アトリエ雑記…肖像画職人の徒然草/170215 | アトリエ雑記…肖像画職人の徒然草

アトリエ雑記…肖像画職人の徒然草/170215

 【晴】
 2月も中旬近くになると、正月の餅が残っている家は、もうほとんどないのだが、我が家にはまだリンゴ箱に山盛りいっぱいはあったろうか。

 餅の表面には、白や青、少し赤っぽい色などのカビがビッシリとついているので、私や姉達は、台所の床に敷いた新聞紙の上で、包丁を使ってカビを落とす仕事をよくやらされたものだった。

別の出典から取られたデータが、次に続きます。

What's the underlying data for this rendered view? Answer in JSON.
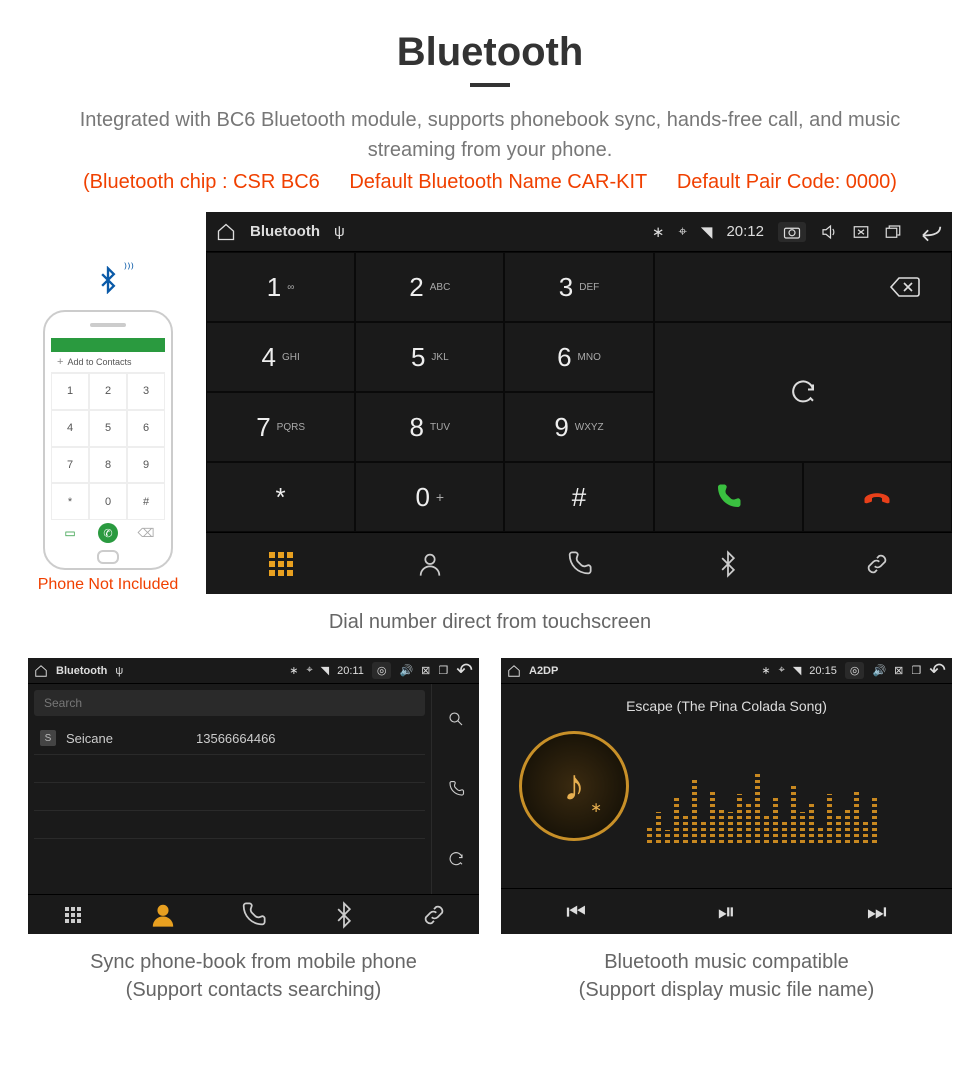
{
  "header": {
    "title": "Bluetooth",
    "description": "Integrated with BC6 Bluetooth module, supports phonebook sync, hands-free call, and music streaming from your phone.",
    "tech": {
      "chip": "(Bluetooth chip : CSR BC6",
      "name": "Default Bluetooth Name CAR-KIT",
      "code": "Default Pair Code: 0000)"
    }
  },
  "phone": {
    "add_contact": "Add to Contacts",
    "note": "Phone Not Included",
    "keys": [
      "1",
      "2",
      "3",
      "4",
      "5",
      "6",
      "7",
      "8",
      "9",
      "*",
      "0",
      "#"
    ]
  },
  "dialer": {
    "status": {
      "title": "Bluetooth",
      "time": "20:12"
    },
    "keys": [
      {
        "n": "1",
        "l": "∞"
      },
      {
        "n": "2",
        "l": "ABC"
      },
      {
        "n": "3",
        "l": "DEF"
      },
      {
        "n": "4",
        "l": "GHI"
      },
      {
        "n": "5",
        "l": "JKL"
      },
      {
        "n": "6",
        "l": "MNO"
      },
      {
        "n": "7",
        "l": "PQRS"
      },
      {
        "n": "8",
        "l": "TUV"
      },
      {
        "n": "9",
        "l": "WXYZ"
      },
      {
        "n": "*",
        "l": ""
      },
      {
        "n": "0",
        "l": "+"
      },
      {
        "n": "#",
        "l": ""
      }
    ],
    "caption": "Dial number direct from touchscreen"
  },
  "contacts": {
    "status": {
      "title": "Bluetooth",
      "time": "20:11"
    },
    "search_placeholder": "Search",
    "rows": [
      {
        "badge": "S",
        "name": "Seicane",
        "number": "13566664466"
      }
    ],
    "caption_l1": "Sync phone-book from mobile phone",
    "caption_l2": "(Support contacts searching)"
  },
  "music": {
    "status": {
      "title": "A2DP",
      "time": "20:15"
    },
    "track": "Escape (The Pina Colada Song)",
    "caption_l1": "Bluetooth music compatible",
    "caption_l2": "(Support display music file name)"
  }
}
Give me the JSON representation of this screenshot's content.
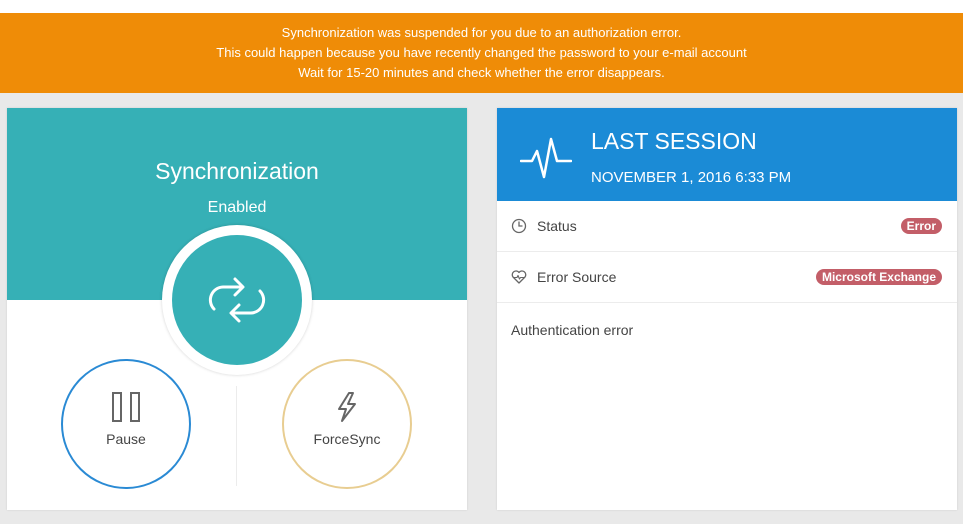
{
  "banner": {
    "line1": "Synchronization was suspended for you due to an authorization error.",
    "line2": "This could happen because you have recently changed the password to your e-mail account",
    "line3": "Wait for 15-20 minutes and check whether the error disappears.",
    "color": "#ef8c07"
  },
  "sync": {
    "title": "Synchronization",
    "state": "Enabled",
    "icon": "sync-arrows-icon",
    "color": "#36b0b6",
    "pause_label": "Pause",
    "pause_icon": "pause-icon",
    "force_label": "ForceSync",
    "force_icon": "lightning-icon"
  },
  "session": {
    "title": "LAST SESSION",
    "date": "NOVEMBER 1, 2016 6:33 PM",
    "icon": "pulse-icon",
    "color": "#1b8bd6",
    "status_label": "Status",
    "status_icon": "clock-icon",
    "status_value": "Error",
    "source_label": "Error Source",
    "source_icon": "heartbeat-icon",
    "source_value": "Microsoft Exchange",
    "detail": "Authentication error",
    "badge_color": "#c35e68"
  }
}
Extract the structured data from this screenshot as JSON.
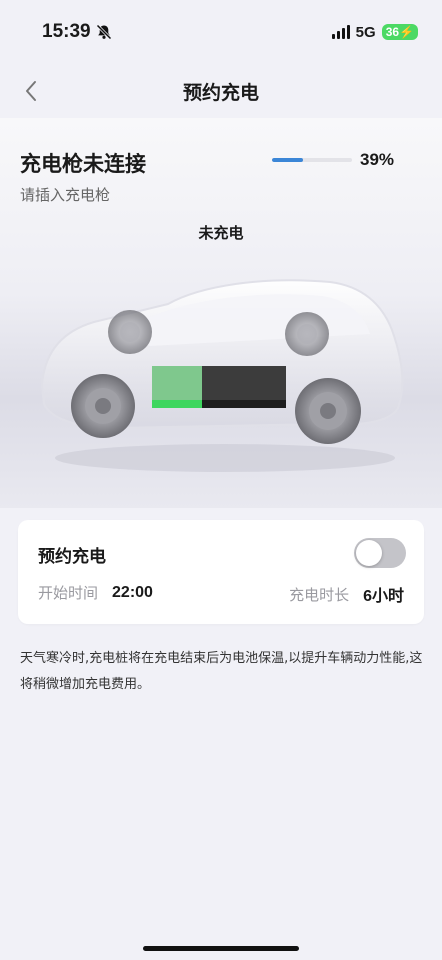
{
  "status_bar": {
    "time": "15:39",
    "network": "5G",
    "battery": "36",
    "silent_icon": "bell-slash-icon",
    "signal_icon": "cellular-signal-icon",
    "battery_icon": "battery-charging-icon"
  },
  "nav": {
    "title": "预约充电",
    "back_icon": "chevron-left-icon"
  },
  "charge_status": {
    "connection_title": "充电枪未连接",
    "connection_hint": "请插入充电枪",
    "battery_percent": "39%",
    "battery_level": 0.39,
    "charging_state": "未充电",
    "progress_color": "#3b86d7"
  },
  "schedule": {
    "title": "预约充电",
    "enabled": false,
    "start_label": "开始时间",
    "start_value": "22:00",
    "duration_label": "充电时长",
    "duration_value": "6小时"
  },
  "note": "天气寒冷时,充电桩将在充电结束后为电池保温,以提升车辆动力性能,这将稍微增加充电费用。"
}
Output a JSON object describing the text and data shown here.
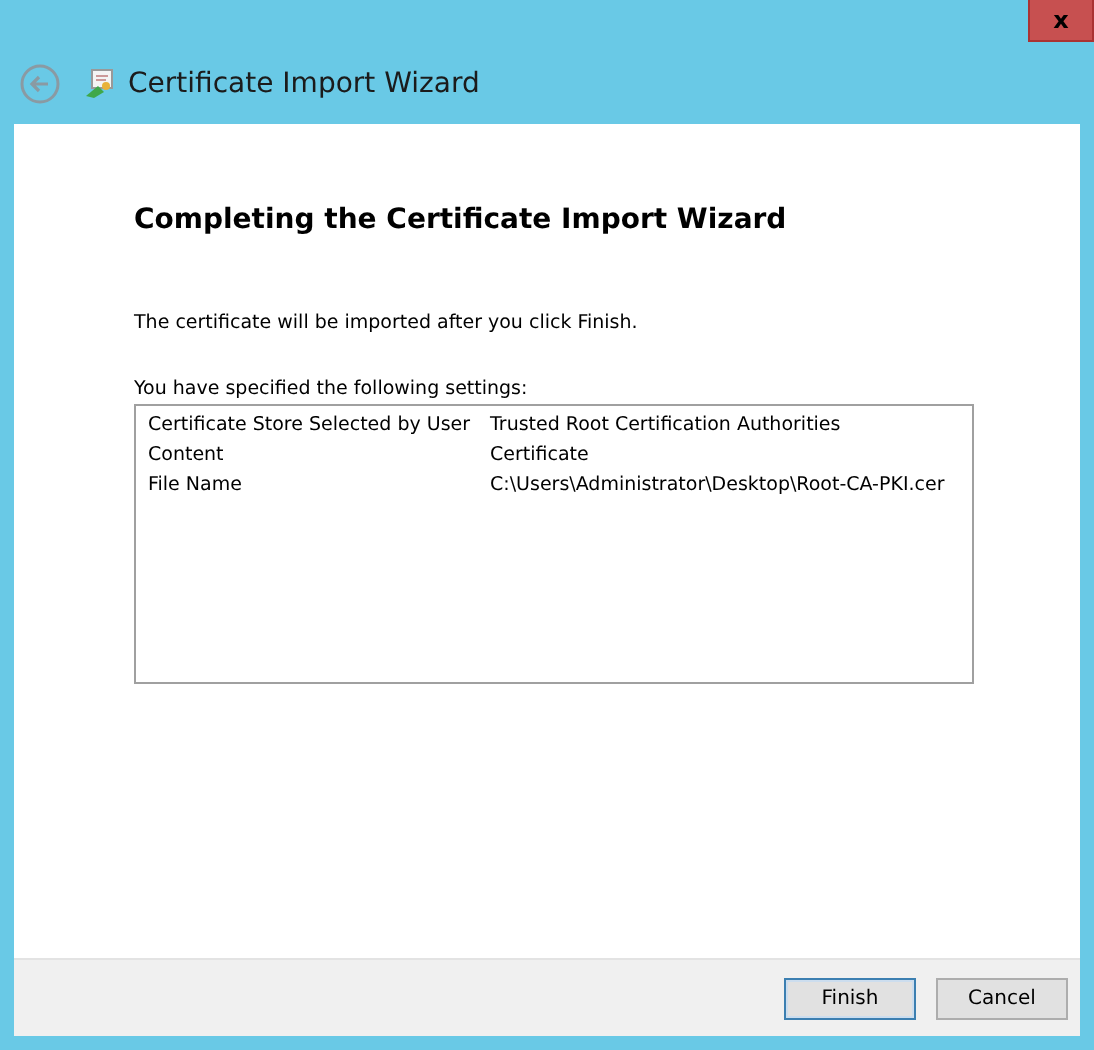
{
  "window": {
    "close": "x"
  },
  "wizard": {
    "title": "Certificate Import Wizard"
  },
  "page": {
    "heading": "Completing the Certificate Import Wizard",
    "intro": "The certificate will be imported after you click Finish.",
    "settings_label": "You have specified the following settings:"
  },
  "settings": [
    {
      "name": "Certificate Store Selected by User",
      "value": "Trusted Root Certification Authorities"
    },
    {
      "name": "Content",
      "value": "Certificate"
    },
    {
      "name": "File Name",
      "value": "C:\\Users\\Administrator\\Desktop\\Root-CA-PKI.cer"
    }
  ],
  "buttons": [
    {
      "label": "Finish",
      "default": true
    },
    {
      "label": "Cancel",
      "default": false
    }
  ]
}
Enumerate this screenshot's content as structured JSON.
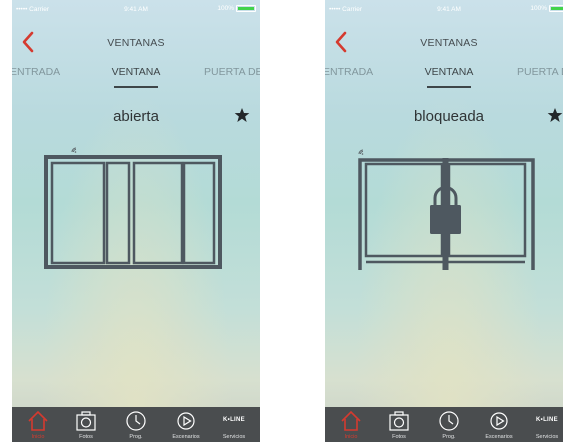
{
  "status": {
    "carrier": "••••• Carrier",
    "time": "9:41 AM",
    "battery": "100%"
  },
  "nav": {
    "title": "VENTANAS"
  },
  "tabs": {
    "left": "ENTRADA",
    "center": "VENTANA",
    "right": "PUERTA DE"
  },
  "screens": [
    {
      "state": "abierta",
      "window_state": "open"
    },
    {
      "state": "bloqueada",
      "window_state": "locked"
    }
  ],
  "tabbar": {
    "home": "Inicio",
    "photos": "Fotos",
    "prog": "Prog.",
    "scenes": "Escenarios",
    "brand": "K•LINE",
    "services": "Servicios"
  },
  "colors": {
    "accent": "#d53a2f",
    "frame": "#4e5860",
    "tabbar": "#4a4d4f",
    "battery": "#41d34b"
  },
  "icons": [
    "back-chevron-icon",
    "star-icon",
    "wifi-icon",
    "home-icon",
    "camera-icon",
    "clock-icon",
    "play-icon",
    "padlock-icon"
  ]
}
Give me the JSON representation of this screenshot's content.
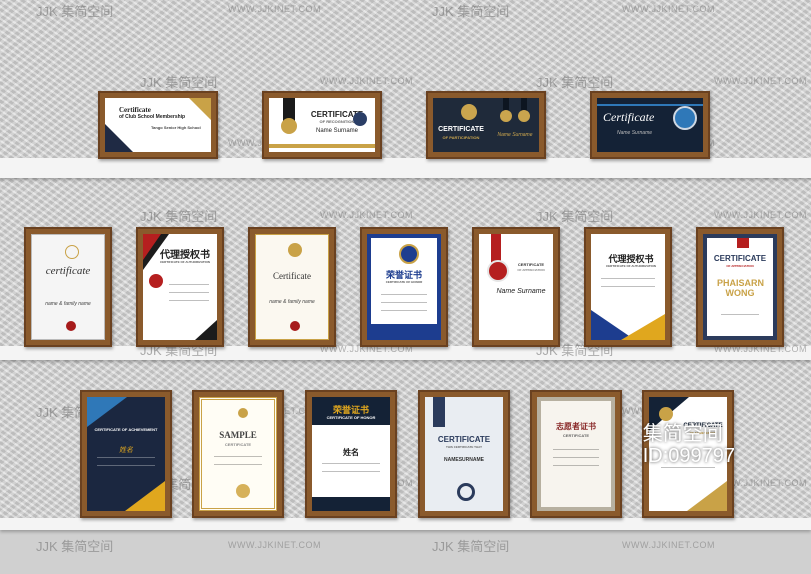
{
  "watermark": {
    "site": "WWW.JJKINET.COM",
    "logo": "JJK 集简空间"
  },
  "badge": {
    "line1": "集简空间",
    "line2": "ID:099797"
  },
  "shelf_top": [
    {
      "title": "Certificate",
      "subtitle": "of Club School Membership",
      "name": "Tango Senior High School"
    },
    {
      "title": "CERTIFICATE",
      "subtitle": "OF RECOGNITION",
      "name": "Name Surname"
    },
    {
      "title": "CERTIFICATE",
      "subtitle": "OF PARTICIPATION",
      "name": "Name Surname"
    },
    {
      "title": "Certificate",
      "subtitle": "",
      "name": "Name Surname"
    }
  ],
  "shelf_middle": [
    {
      "title": "certificate",
      "name": "name & family name"
    },
    {
      "title": "代理授权书",
      "subtitle": "CERTIFICATE OF AUTHORIZATION"
    },
    {
      "title": "Certificate",
      "name": "name & family name"
    },
    {
      "title": "荣誉证书",
      "subtitle": "CERTIFICATE OF HONOR"
    },
    {
      "title": "CERTIFICATE",
      "subtitle": "OF APPRECIATION",
      "name": "Name Surname"
    },
    {
      "title": "代理授权书",
      "subtitle": "CERTIFICATE OF AUTHORIZATION"
    },
    {
      "title": "CERTIFICATE",
      "subtitle": "OF APPRECIATION",
      "name": "PHAISARN WONG"
    }
  ],
  "shelf_bottom": [
    {
      "title": "CERTIFICATE OF ACHIEVEMENT",
      "name": "姓名"
    },
    {
      "title": "SAMPLE",
      "subtitle": "CERTIFICATE"
    },
    {
      "title": "荣誉证书",
      "subtitle": "CERTIFICATE OF HONOR",
      "name": "姓名"
    },
    {
      "title": "CERTIFICATE",
      "subtitle": "THIS CERTIFICATE THAT",
      "name": "NAMESURNAME"
    },
    {
      "title": "志愿者证书",
      "subtitle": "CERTIFICATE"
    },
    {
      "title": "CERTIFICATE",
      "subtitle": "OF ACHIEVEMENT"
    }
  ]
}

 カビを落とした餅は、そのあと水に漬けて表面を洗ってから焼くのだが、やっぱり少しカビ臭いにおいがした。

 だから最後には細かく割ったものを油で揚げて、塩をまぶしたあられにして食べたのだが、これが意外に美味かった。

「今日は残った餅をあられにしようかね」

 母が女の人達を指図して作るあられの量は、大きなザマに二杯ほどあったので、皆が気ままに食べた上に、お客へのお茶菓子に出しても、なかなか無くならなかった。

 私は学校から帰ると、片手にあられ、もう片方の手に煮干を持ち、それを交互に食べるのが好きで、結構小腹が満たされた。

 しかし、どういう訳か私が煮干をかじっているのを見付かると「生のまま食べちゃ駄目、虫がわくよ」と、母に叱られた。

 まさか煮干を食べて虫がわくとも思えなかったが、そんな事を言われるせいか、時々腹が痛くなって困ったものだった。

 あんなに沢山あったあられが、そろそろ底をついて来る頃になると、いつの間にか足元には春の気配が漂いはじめ、間もなく雛祭の季節がやって来る。